Die Zeiss Ikon AG im Stuttgarter Contessa-Werk hatte bessere Ausgangsbedingungen als die zerstörten oder demontierten Dresdner Betriebe. Zudem verbot 1958 der Bundesgerichtshof dem Dresdner Unternehmen die Weiterführung des traditionsreichen Namens Zeiss Ikon. Da die Contax nach dem Kriege im ukrainischen Kiev - auf in Jena demontierten Anlagen - und in Stuttgart produziert wurde, konzentrierte sich das Dresdner Unternehmen auf die Contax-S, die schon 1948 in Stockholm vorgestellt worden war. Daraus wurde schließlich 1952 die "Pentacon" - zugleich Namensgeberin für den späteren DDR-Konzern. Die Geschichte dieses Volkseigenen Betriebs ist an anderer Stelle erzählt, sie endet 1990, als er als einer der ersten Betriebe der ehemaligen DDR abgewickelt wurde: zu groß waren die Verluste.

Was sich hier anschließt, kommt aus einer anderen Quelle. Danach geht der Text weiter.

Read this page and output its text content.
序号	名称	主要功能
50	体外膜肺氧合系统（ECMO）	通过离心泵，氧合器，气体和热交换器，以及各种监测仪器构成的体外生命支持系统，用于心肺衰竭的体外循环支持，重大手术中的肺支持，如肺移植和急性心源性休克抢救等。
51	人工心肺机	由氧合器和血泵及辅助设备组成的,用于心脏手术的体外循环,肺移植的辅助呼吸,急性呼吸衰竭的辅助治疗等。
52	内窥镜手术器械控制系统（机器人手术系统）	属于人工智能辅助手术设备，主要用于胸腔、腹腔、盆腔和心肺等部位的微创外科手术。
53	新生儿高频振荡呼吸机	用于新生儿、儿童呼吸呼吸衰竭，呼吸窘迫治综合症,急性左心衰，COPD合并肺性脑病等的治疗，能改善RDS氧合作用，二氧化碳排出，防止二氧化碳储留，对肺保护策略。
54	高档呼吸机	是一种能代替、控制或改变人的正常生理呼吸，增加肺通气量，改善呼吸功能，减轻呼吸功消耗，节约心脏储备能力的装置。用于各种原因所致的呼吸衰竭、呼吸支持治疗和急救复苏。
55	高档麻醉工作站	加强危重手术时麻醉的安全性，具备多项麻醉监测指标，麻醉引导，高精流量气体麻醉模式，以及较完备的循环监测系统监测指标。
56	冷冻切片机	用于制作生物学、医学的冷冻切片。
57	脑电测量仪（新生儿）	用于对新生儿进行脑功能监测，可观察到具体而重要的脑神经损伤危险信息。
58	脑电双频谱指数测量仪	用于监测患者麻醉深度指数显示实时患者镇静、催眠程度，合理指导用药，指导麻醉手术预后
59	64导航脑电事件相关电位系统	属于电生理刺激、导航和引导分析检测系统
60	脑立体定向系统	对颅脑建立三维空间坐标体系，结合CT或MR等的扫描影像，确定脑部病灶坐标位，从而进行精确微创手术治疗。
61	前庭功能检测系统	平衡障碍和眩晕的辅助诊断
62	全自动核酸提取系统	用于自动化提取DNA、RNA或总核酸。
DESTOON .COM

1956 wurde Zeiss Ikon mit Voigtländer in der Carl Zeiss Stiftung zusammengefasst, ein weiteres Werk in Schelklingen gegründet und das Zett-Geräte-Werk, Braunschweig, übernommen. Die Objektivproduktion wurde 1970 nach Braunschweig verlagert, die Kameraproduktion verblieb in Stuttgart; das Werk in Stuttgart wurde 1972 geschlossen und die Produktion von fotografischen Geräten vollständig eingestellt. Nachfolgebetriebe des ehemaligen Dresdner Kombinats VEB Pentacon beziehungsweise der Pentacon GmbH produzieren heute wieder Spezialkameras zum Messen und Digitalkameras, besonders für den chinesischen Markt. Zu den Nachfolgebetrieben gehören die Kamerawerk Dresden GmbH durch Rückübertragung an die Firma Noble und die Pentacon GmbH, die nach Insolvenz übernommen und weitergeführt wurde von Schneider/Kreuznach. In Jena und Oberkochen produzieren ganz unabhängig davon Jenoptik und Carl Zeiss. In Großbritannien gibt es die Praktica (GB) Ltd, eine Tochter der Pentacon GmbH.

Pentacon Dresden - 1970

Die neue Zeiss Ikon

1989 wurde die Zeiss IKON AG von dem finnischen Unternehmen Abloy OY übernommen; seitdem firmiert der Hersteller unter der Bezeichnung IKON AG. Heute gehört das Unternehmen zum finnisch-schwedischen Assa-Abloy-Konzern. Im Januar 2003 wurde die Firma in die IKON GmbH umgewandelt. Seit dem 1. April 2005 ist die IKON GmbH fusioniert mit der Firma eff eff aus Albstadt zur nun ASSA ABLOY Sicherheitstechnik GmbH, die sich ausschließlich mit der Herstellung und dem Vertrieb von mechanischen und elektromechanischen Schließsystemen und Türöffnungs- und Verschlussprodukten beschäftigt, mit Hauptsitz in Albstadt und Werken in Berlin und Albstadt, verschmolzen.

2005 gab es eine unerwartete Wiederbelebung der Marke Zeiss Ikon (ZI). Unter diesem traditionsstarkem Namen kehrte Zeiss zurück zum Kamerabau und zwar jenseits der vorherrschenden Trends der kurzlebigen Digitalkameras. Die neue ZI ist eine völlig neu entwickelte klassische Messsucherkamera mit hochwertigen Wechselobjektiven (kompatibel zu Leica M). Diese Kamera repräsentiert einerseits die Rückbesinnung auf die wesentlichen Qualitätsmerkmale der Zeiss-Geschichte, andererseits ist sie für zukünftige (digitale) Entwicklungen völlig offen. Sie wurde von Zeiss, Oberkochen entwickelt (Design stammt vom Büro Henssler & Schultheiss), ihre Serienfertigung findet in Japan bei Cosina statt.